Much of the focus of cyber security has been on blocking attacks from outside.
But - whoever the actual leaker was - this episode is a reminder that the inside job may be at least as much of a security threat.
In the history of secrets, it was ever thus. But it is technology and the scale of information available that have changed.
As Gen Hayden puts it: "In a sense we knew we had removed all of the watertight doors from this ship so that if it did have a leak, the leak would be very severe."
Yet the failed Detroit airliner bombing in 2009 showed that US intelligence still struggles to join up the dots.
Some critics also argue that, despite the volume of raw information revealed by the Wikileaks war log, US military intelligence awareness on the ground in Afghanistan remains poor.
Electronic checks
So, in both cases, putting back the internal barriers to the flow of information in the system does not seem to be the answer.
There is no going back in that sense. As the US Secretary of Defense, Robert Gates, told US television, "if one or a few members of the military did this, the notion that we would handicap our soldiers on the front lines by denying them information in an effort to try and prevent this from happening - my bias is against that."
One answer, according to Gen Hayden, is simply to have better electronic checks on what authorised operatives are up to.

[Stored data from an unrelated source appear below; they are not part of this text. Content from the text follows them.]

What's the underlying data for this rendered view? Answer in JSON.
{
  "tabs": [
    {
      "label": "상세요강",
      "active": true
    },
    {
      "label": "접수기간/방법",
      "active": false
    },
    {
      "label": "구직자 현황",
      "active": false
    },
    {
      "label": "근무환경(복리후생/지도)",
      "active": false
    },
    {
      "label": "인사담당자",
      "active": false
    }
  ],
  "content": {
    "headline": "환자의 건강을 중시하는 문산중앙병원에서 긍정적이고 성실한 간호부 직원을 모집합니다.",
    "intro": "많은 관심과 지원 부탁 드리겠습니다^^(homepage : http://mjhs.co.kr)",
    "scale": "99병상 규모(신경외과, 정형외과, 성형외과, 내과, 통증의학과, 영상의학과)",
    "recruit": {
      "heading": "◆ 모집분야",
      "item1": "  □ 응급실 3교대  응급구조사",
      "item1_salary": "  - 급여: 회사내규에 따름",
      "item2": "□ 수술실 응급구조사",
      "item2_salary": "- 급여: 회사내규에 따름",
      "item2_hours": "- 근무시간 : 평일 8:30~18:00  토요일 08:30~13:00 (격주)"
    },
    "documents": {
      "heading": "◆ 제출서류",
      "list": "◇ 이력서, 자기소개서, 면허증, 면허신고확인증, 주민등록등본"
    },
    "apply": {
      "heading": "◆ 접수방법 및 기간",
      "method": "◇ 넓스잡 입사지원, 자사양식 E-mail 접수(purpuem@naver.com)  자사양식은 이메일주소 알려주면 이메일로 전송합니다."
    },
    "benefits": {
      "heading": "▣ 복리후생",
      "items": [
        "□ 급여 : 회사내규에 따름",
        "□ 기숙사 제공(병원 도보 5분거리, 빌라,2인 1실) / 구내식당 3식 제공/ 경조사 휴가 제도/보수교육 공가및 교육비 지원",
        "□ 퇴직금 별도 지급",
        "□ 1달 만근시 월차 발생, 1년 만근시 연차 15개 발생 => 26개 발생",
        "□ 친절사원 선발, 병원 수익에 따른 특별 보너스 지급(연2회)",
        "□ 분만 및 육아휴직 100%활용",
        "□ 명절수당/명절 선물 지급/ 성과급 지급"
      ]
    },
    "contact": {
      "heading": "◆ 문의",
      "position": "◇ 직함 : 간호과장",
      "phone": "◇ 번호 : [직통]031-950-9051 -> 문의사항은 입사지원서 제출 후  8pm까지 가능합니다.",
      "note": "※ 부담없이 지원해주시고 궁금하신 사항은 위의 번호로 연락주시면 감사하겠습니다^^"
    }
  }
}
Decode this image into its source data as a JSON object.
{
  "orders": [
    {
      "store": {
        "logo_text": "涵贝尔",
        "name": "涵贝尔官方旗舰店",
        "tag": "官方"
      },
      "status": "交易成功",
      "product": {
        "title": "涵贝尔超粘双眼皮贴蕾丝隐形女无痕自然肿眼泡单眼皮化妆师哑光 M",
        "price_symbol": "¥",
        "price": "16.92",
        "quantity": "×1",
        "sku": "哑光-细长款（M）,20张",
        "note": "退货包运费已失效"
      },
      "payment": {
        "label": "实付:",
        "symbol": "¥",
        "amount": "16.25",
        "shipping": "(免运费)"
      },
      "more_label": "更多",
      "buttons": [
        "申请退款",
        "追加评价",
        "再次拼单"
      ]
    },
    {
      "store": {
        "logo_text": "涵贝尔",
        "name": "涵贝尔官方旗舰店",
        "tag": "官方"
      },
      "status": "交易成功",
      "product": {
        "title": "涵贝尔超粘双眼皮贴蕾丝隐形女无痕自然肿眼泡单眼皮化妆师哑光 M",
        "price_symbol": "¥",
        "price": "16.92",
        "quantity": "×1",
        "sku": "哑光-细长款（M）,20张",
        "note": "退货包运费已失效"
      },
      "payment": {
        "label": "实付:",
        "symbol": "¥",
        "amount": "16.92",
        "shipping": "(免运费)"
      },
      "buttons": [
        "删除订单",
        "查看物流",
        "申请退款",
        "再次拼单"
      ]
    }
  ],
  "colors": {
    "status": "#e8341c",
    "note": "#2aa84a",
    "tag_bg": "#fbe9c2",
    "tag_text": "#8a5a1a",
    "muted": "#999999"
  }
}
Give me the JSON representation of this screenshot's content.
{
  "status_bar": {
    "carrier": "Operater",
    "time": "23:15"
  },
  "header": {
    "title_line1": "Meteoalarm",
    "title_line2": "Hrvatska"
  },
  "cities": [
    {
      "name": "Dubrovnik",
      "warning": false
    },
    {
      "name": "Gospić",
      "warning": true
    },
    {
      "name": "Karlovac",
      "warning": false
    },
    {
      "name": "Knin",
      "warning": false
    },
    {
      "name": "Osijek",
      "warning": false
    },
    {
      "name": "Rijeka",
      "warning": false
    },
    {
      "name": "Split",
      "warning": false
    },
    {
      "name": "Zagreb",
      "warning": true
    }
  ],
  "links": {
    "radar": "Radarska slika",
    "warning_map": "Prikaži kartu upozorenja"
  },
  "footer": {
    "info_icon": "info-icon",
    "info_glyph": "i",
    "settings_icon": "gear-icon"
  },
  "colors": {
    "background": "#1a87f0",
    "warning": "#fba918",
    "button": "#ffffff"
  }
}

"What we need to do is frankly use better counter-intelligence tools, to be more aware of what's going on in our network," he said.
"The kinds of things that my credit card company responds to when my credit card is used in an unusual place - it almost automatically sends a warning flag. Well, we probably need more of those kinds of systems inside this classified network."

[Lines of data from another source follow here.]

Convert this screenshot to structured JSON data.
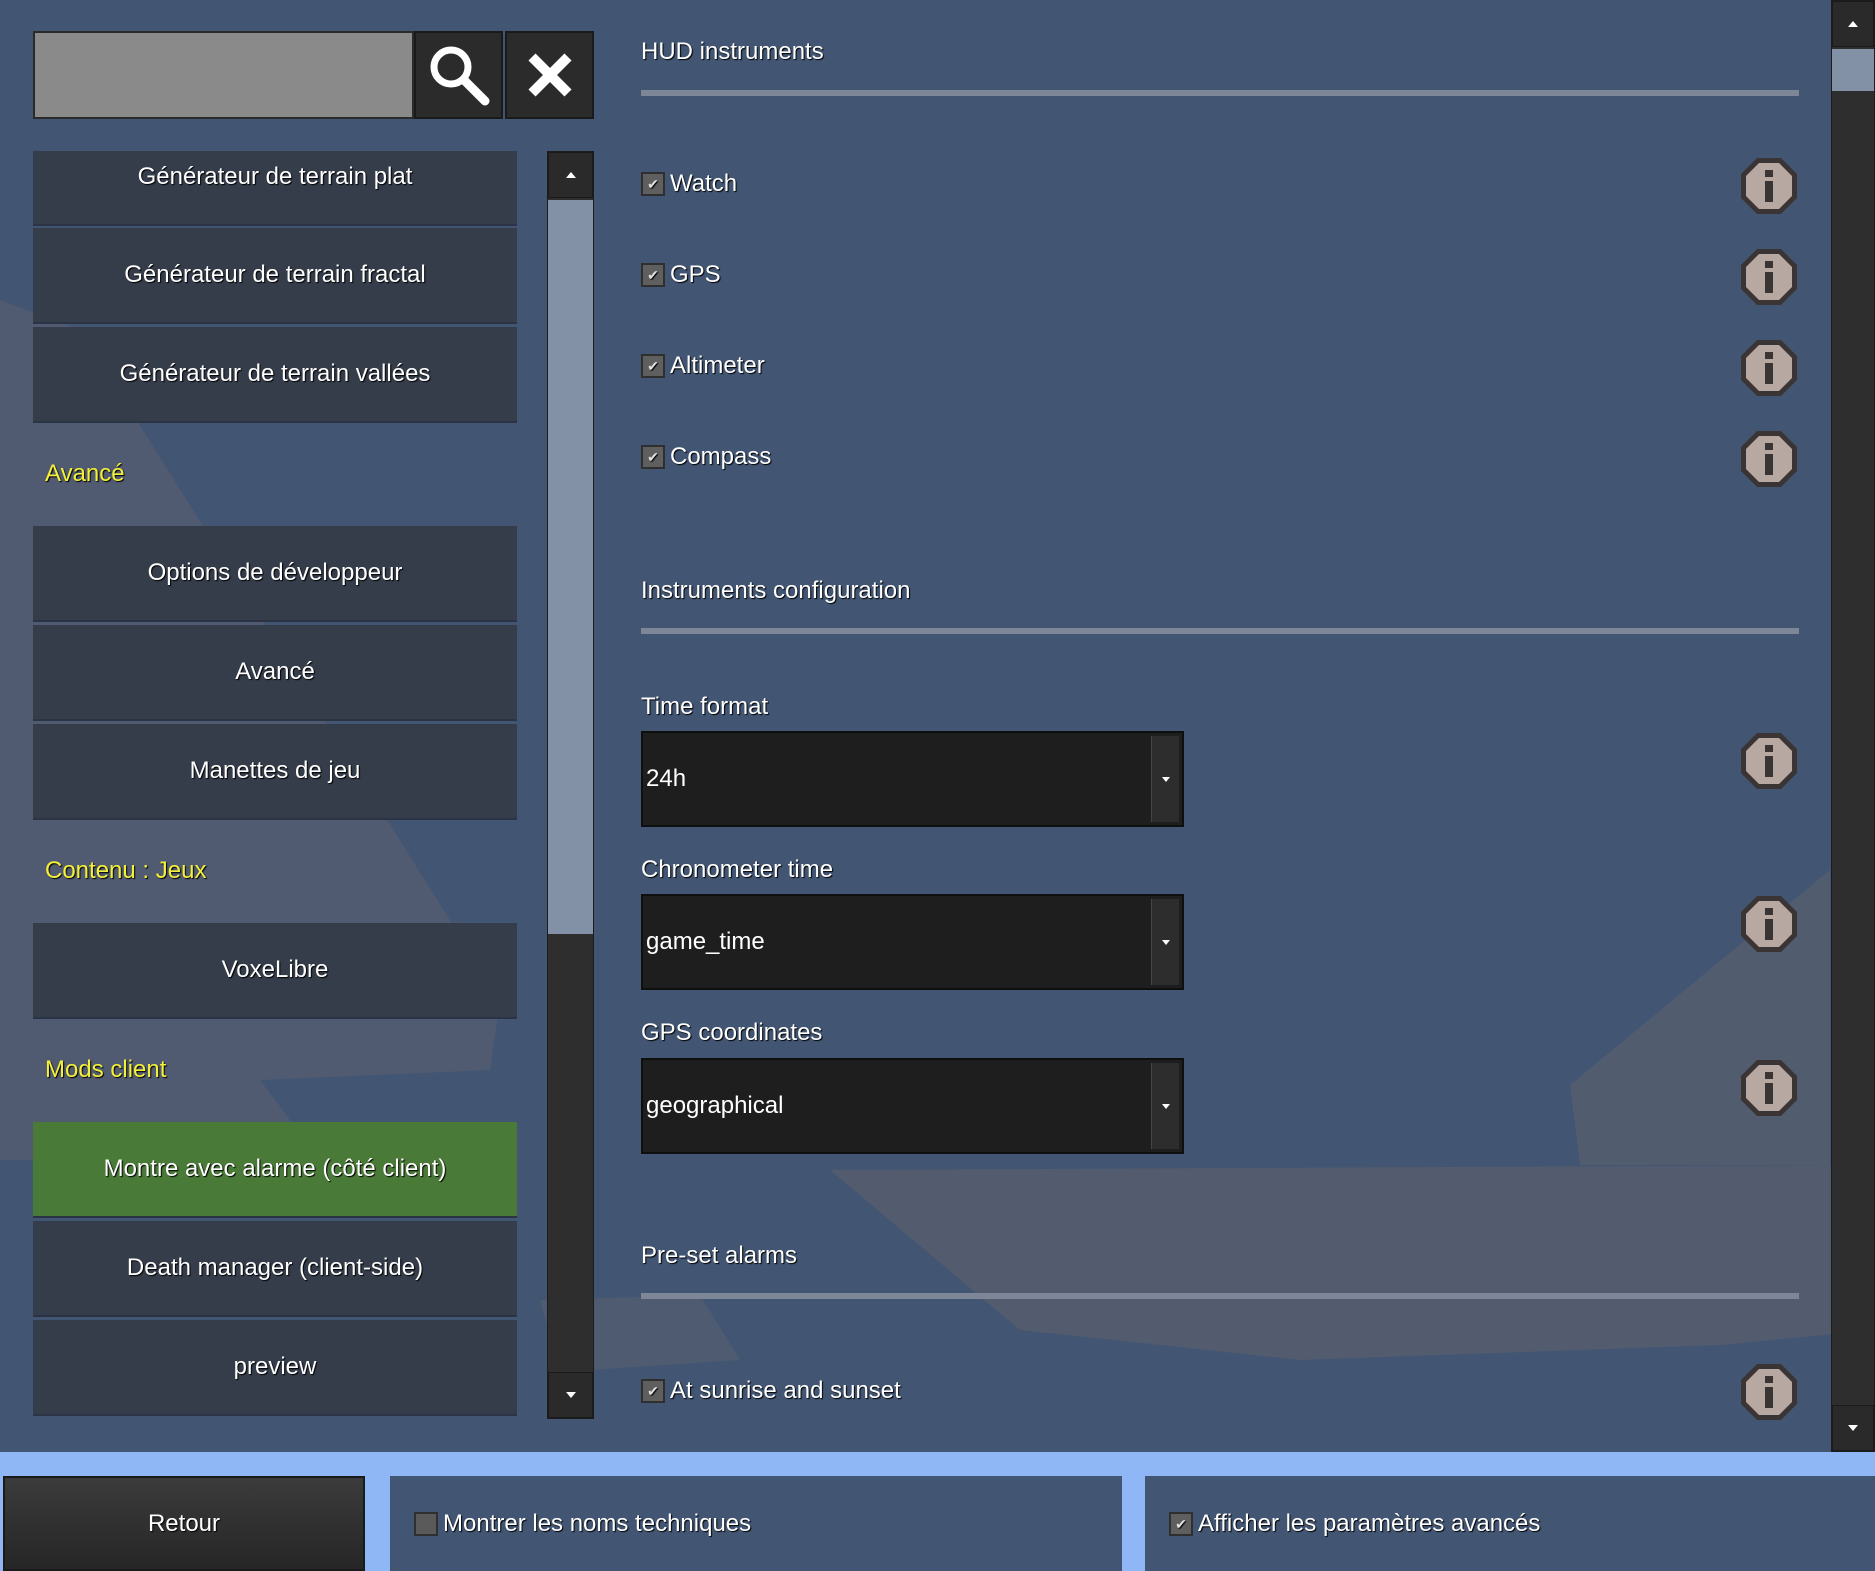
{
  "search": {
    "placeholder": "",
    "value": ""
  },
  "toolbar": {
    "search_icon": "magnifier-icon",
    "clear_icon": "close-icon"
  },
  "sidebar": {
    "items": [
      {
        "type": "button",
        "label": "Générateur de terrain plat"
      },
      {
        "type": "button",
        "label": "Générateur de terrain fractal"
      },
      {
        "type": "button",
        "label": "Générateur de terrain vallées"
      },
      {
        "type": "section",
        "label": "Avancé"
      },
      {
        "type": "button",
        "label": "Options de développeur"
      },
      {
        "type": "button",
        "label": "Avancé"
      },
      {
        "type": "button",
        "label": "Manettes de jeu"
      },
      {
        "type": "section",
        "label": "Contenu : Jeux"
      },
      {
        "type": "button",
        "label": "VoxeLibre"
      },
      {
        "type": "section",
        "label": "Mods client"
      },
      {
        "type": "button",
        "label": "Montre avec alarme (côté client)",
        "selected": true
      },
      {
        "type": "button",
        "label": "Death manager (client-side)"
      },
      {
        "type": "button",
        "label": "preview"
      }
    ]
  },
  "settings": {
    "hud_heading": "HUD instruments",
    "hud_items": [
      {
        "label": "Watch",
        "checked": true
      },
      {
        "label": "GPS",
        "checked": true
      },
      {
        "label": "Altimeter",
        "checked": true
      },
      {
        "label": "Compass",
        "checked": true
      }
    ],
    "config_heading": "Instruments configuration",
    "time_format": {
      "label": "Time format",
      "value": "24h"
    },
    "chrono_time": {
      "label": "Chronometer time",
      "value": "game_time"
    },
    "gps_coords": {
      "label": "GPS coordinates",
      "value": "geographical"
    },
    "alarms_heading": "Pre-set alarms",
    "alarm_items": [
      {
        "label": "At sunrise and sunset",
        "checked": true
      }
    ]
  },
  "footer": {
    "back_label": "Retour",
    "technical_names": {
      "label": "Montrer les noms techniques",
      "checked": false
    },
    "advanced_settings": {
      "label": "Afficher les paramètres avancés",
      "checked": true
    }
  },
  "colors": {
    "panel_bg": "#425673",
    "selected_item": "#4a7a37",
    "section_heading": "#f4f03a",
    "footer_bg": "#8fb7f5"
  }
}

However, some experts question whether that is technically possible.
Of course, there is also a debate over whether what happened amounts to a security threat, or was an exercise in enforced transparency to prevent cover-ups.
Some analysts fear that the intelligence establishment will call for an increased clamp-down on secrecy.

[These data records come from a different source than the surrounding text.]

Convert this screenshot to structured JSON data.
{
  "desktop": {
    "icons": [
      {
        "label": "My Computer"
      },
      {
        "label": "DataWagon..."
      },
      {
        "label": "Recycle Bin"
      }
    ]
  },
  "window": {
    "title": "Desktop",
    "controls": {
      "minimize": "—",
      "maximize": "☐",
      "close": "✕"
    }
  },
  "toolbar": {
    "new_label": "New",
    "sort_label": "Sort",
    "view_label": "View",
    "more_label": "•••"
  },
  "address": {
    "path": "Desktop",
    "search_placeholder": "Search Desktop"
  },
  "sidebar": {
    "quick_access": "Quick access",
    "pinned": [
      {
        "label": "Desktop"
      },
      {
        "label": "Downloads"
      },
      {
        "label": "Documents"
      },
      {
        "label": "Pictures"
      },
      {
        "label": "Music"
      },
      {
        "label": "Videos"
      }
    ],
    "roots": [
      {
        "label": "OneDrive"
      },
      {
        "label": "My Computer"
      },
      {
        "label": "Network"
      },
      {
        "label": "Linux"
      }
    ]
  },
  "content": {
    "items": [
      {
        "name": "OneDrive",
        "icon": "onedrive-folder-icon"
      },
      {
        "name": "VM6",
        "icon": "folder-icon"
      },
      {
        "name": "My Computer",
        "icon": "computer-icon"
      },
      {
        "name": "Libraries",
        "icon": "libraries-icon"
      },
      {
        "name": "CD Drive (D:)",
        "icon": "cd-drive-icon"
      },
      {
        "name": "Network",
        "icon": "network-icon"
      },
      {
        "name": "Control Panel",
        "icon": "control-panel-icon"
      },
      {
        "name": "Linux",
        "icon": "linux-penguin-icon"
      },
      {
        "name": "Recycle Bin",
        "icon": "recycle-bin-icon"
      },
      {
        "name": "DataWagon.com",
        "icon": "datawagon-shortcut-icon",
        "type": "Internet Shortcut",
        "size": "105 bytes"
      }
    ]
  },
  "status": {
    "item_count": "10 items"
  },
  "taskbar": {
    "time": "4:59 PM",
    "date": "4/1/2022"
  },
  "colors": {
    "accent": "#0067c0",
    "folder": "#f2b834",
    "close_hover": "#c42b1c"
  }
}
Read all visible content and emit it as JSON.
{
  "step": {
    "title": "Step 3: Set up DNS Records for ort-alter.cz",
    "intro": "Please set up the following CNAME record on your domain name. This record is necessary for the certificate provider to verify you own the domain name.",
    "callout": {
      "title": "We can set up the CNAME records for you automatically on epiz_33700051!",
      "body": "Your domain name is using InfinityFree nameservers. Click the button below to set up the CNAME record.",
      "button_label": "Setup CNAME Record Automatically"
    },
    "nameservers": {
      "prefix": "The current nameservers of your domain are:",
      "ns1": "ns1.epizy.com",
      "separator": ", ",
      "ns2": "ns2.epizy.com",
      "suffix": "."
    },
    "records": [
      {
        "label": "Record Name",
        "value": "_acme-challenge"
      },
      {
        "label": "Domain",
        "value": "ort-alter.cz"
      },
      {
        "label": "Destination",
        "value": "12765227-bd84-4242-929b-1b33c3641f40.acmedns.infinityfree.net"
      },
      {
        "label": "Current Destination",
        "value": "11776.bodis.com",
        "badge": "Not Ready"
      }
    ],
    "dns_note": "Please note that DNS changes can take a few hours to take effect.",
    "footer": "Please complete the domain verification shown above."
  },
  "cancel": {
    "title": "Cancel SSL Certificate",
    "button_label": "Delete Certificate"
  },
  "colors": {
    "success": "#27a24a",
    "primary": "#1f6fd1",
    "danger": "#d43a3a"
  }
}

But the data dump has also spurred those arguing that it shows that the US government needs to move more quickly to reduce the amount of information it classifies as secret, much of which - it is argued - is unnecessary.
According to Steven Aftergood, who runs the government secrecy programme at the Federation of American Scientists, which promotes public access to government information, "one of the lessons to be learned here is that it is time to rethink and revise our classification policy in the direction of greater discrimination.
"The scope of the secrecy system needs to be reduced, so that everything that gets classified really needs to be."
But as far as the military and intelligence communities' desire to keep secrets is concerned, there does seem to be a balance between security of the system and freedom of information within it to allow the analysts to work effectively.
"I think we'll make this more difficult to do," says General Hayden of the leaks. "But I would be the last to claim that this will never happen again. That's always a danger."